In what kinds of cases does Brain Fingerprinting testing not apply?

There are several types of cases where this technology does not apply. For example, in a disappearance, all the authorities may know is that someone disappeared. They may not know if any crime has been committed. Another situation where Brain Fingerprinting testing is not applicable is when everyone agrees on what happened, but there is disagreement as to the intent of the parties. For example, in a sexual assault case the alleged victim and the alleged perpetrator may agree exactly on what happened, but disagree on whether or not it was consensual.


The Forensic Science Laboratories in Mumbai have apparently not visited the web site (or their in-box to write me back). Perhaps their system came from another supplier; you can even build your own from open source. However, India signed a contract with Brain Fingerprinting in 2004. [This was alleged by a few web sites, not good sources, and the manufacturer denies sales in India, and informs me that a competitor in India is the source.] I wonder if they know the name was changed to brain mapping? At least in popular usage in India.

PBS produced a special on brain fingerprinting; (take a test and watch a video clip). But nobody seems to be looking at its use in India since the US introduced the technology. It's being misused, applied to the wrong cases, even though the source of the technology publicly warns against its use in sexual assault trials.

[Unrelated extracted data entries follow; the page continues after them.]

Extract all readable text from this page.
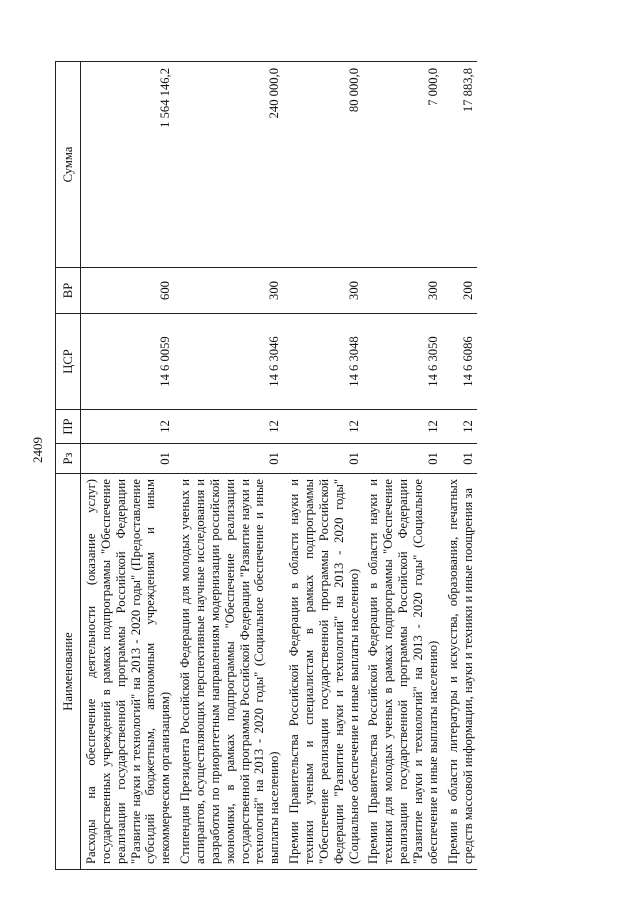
2409
Наименование	Рз	ПР	ЦСР	ВР	Сумма
Расходы на обеспечение деятельности (оказание услуг) государственных учреждений в рамках подпрограммы "Обеспечение реализации государственной программы Российской Федерации "Развитие науки и технологий" на 2013 - 2020 годы" (Предоставление субсидий бюджетным, автономным учреждениям и иным некоммерческим организациям)	01	12	14 6 0059	600	1 564 146,2
Стипендия Президента Российской Федерации для молодых ученых и аспирантов, осуществляющих перспективные научные исследования и разработки по приоритетным направлениям модернизации российской экономики, в рамках подпрограммы "Обеспечение реализации государственной программы Российской Федерации "Развитие науки и технологий" на 2013 - 2020 годы" (Социальное обеспечение и иные выплаты населению)	01	12	14 6 3046	300	240 000,0
Премии Правительства Российской Федерации в области науки и техники ученым и специалистам в рамках подпрограммы "Обеспечение реализации государственной программы Российской Федерации "Развитие науки и технологий" на 2013 - 2020 годы" (Социальное обеспечение и иные выплаты населению)	01	12	14 6 3048	300	80 000,0
Премии Правительства Российской Федерации в области науки и техники для молодых ученых в рамках подпрограммы "Обеспечение реализации государственной программы Российской Федерации "Развитие науки и технологий" на 2013 - 2020 годы" (Социальное обеспечение и иные выплаты населению)	01	12	14 6 3050	300	7 000,0
Премии в области литературы и искусства, образования, печатных средств массовой информации, науки и техники и иные поощрения за	01	12	14 6 6086	200	17 883,8
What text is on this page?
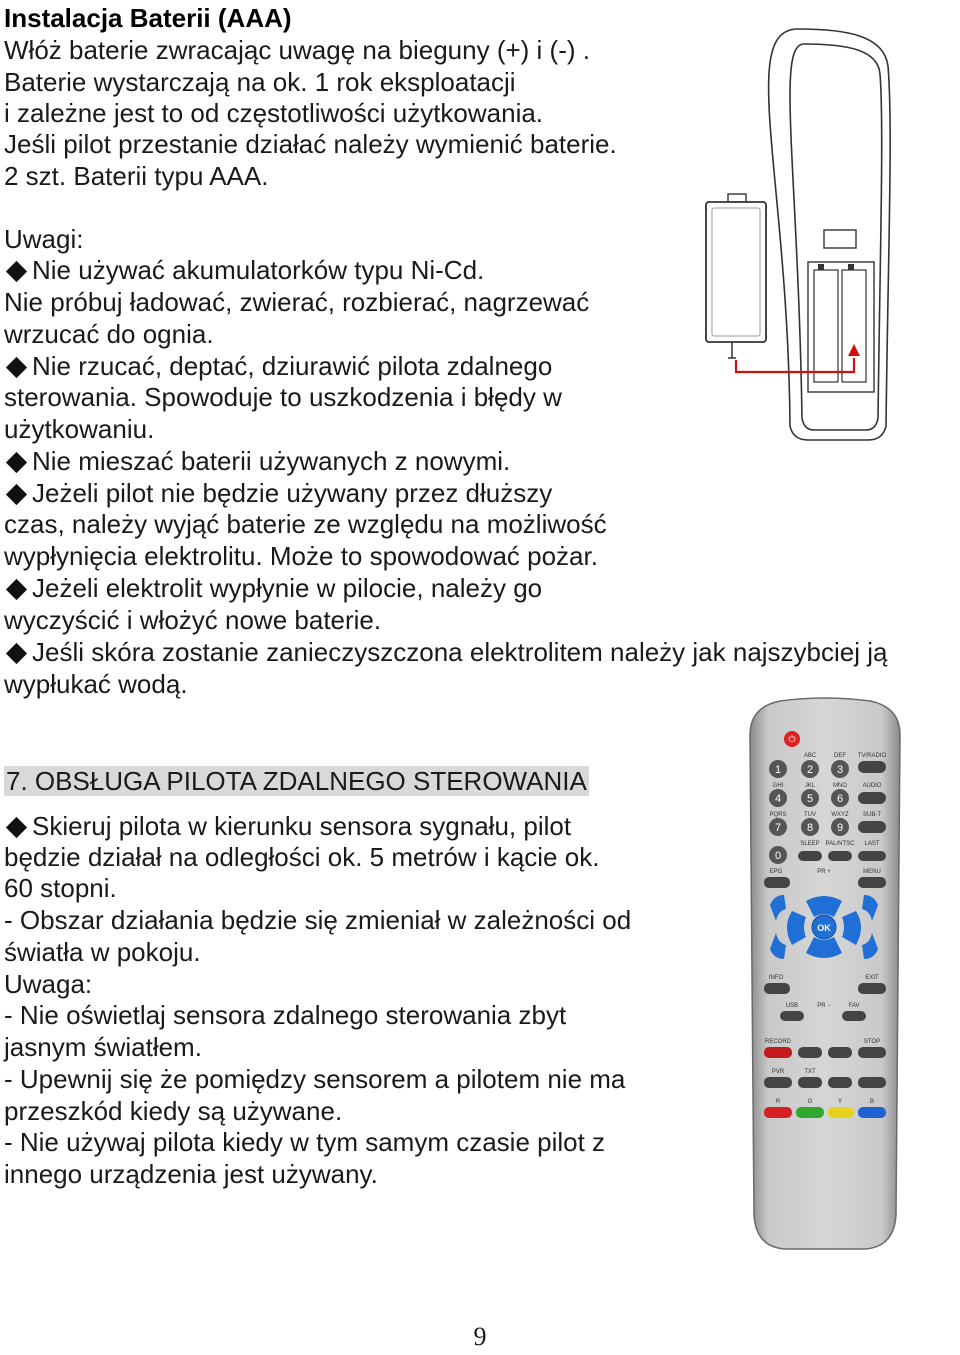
Instalacja Baterii (AAA)
Włóż baterie zwracając uwagę na bieguny (+) i (-) .
Baterie wystarczają na ok. 1 rok eksploatacji
i zależne jest to od częstotliwości użytkowania.
Jeśli pilot przestanie działać należy wymienić baterie.
2 szt. Baterii typu AAA.
Uwagi:
Nie używać akumulatorków typu Ni-Cd.
Nie próbuj ładować, zwierać, rozbierać, nagrzewać
wrzucać do ognia.
Nie rzucać, deptać, dziurawić pilota zdalnego
sterowania. Spowoduje to uszkodzenia i błędy w
użytkowaniu.
Nie mieszać baterii używanych z nowymi.
Jeżeli pilot nie będzie używany przez dłuższy
czas, należy wyjąć baterie ze względu na możliwość
wypłynięcia elektrolitu. Może to spowodować pożar.
Jeżeli elektrolit wypłynie w pilocie, należy go
wyczyścić i włożyć nowe baterie.
Jeśli skóra zostanie zanieczyszczona elektrolitem należy jak najszybciej ją
wypłukać wodą.
7. OBSŁUGA PILOTA ZDALNEGO STEROWANIA
Skieruj pilota w kierunku sensora sygnału, pilot
będzie działał na odległości ok. 5 metrów i kącie ok.
60 stopni.
- Obszar działania będzie się zmieniał w zależności od
światła w pokoju.
Uwaga:
- Nie oświetlaj sensora zdalnego sterowania zbyt
jasnym światłem.
- Upewnij się że pomiędzy sensorem a pilotem nie ma
przeszkód kiedy są używane.
- Nie używaj pilota kiedy w tym samym czasie pilot z
innego urządzenia jest używany.
⏻
ABC	DEF TV/RADIO
1 2 3
GHI	JKL	MNO	AUDIO
4 5 6
PQRS	TUV	WXYZ SUB-T
7 8 9
SLEEP PAL/NTSC LAST
0
EPG	PR +	MENU
OK
INFO	EXIT
USB	PR −	FAV
RECORD	STOP
PVR	TXT
R	G	Y	B
9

Even in appropriate cases: "The technique, however, can't be used on the mentally ill, heavy alcoholics and 'might fail on a habitual criminal.'"

That sure rules out a lot of cases, doesn't it?

And here in Psychophysiology: "...tests of deception detection based on P300 amplitude as a recognition index may be readily defeated with simple countermeasures that can be easily learned."

Lots more disputes, academic discussion on Farwell's article Using brain MERMER testing to detect knowledge despite efforts to conceal in the Journal of Forensic Sciences, listed here. Also, an article from the BBC on its use in the legal system in the UK. All very negative.

Then why is India using it? (And why is someone soliciting for donations to train 5000 brain fingerprinting technicians in Colorado?) There's also a procedure using sodium pentathol in interrogations, as mentioned in Deception Blog. Both of these techniques were developed - and debunked - in the US.

Clearly India's methods of investigation need as much re-examination as their rape laws. Are they benefitting from modernizations, or have they been deceived?

2 Comments:

Blogger Eve said...

I may just be a humble undergrad, but the second I read about this (and the sodium pentathol) my crazy meter started blinking really fast.

4/4/06 05:22  
Anonymous Anonymous said...

another awesome investigative post - wow.

i was glad to read that someone has actually tested whether or not you can fake p300. It seems to me that a quick neurofeedback session (supplied by your defense lawyer?) could be all you need to fake a "brain fingerprinting" test.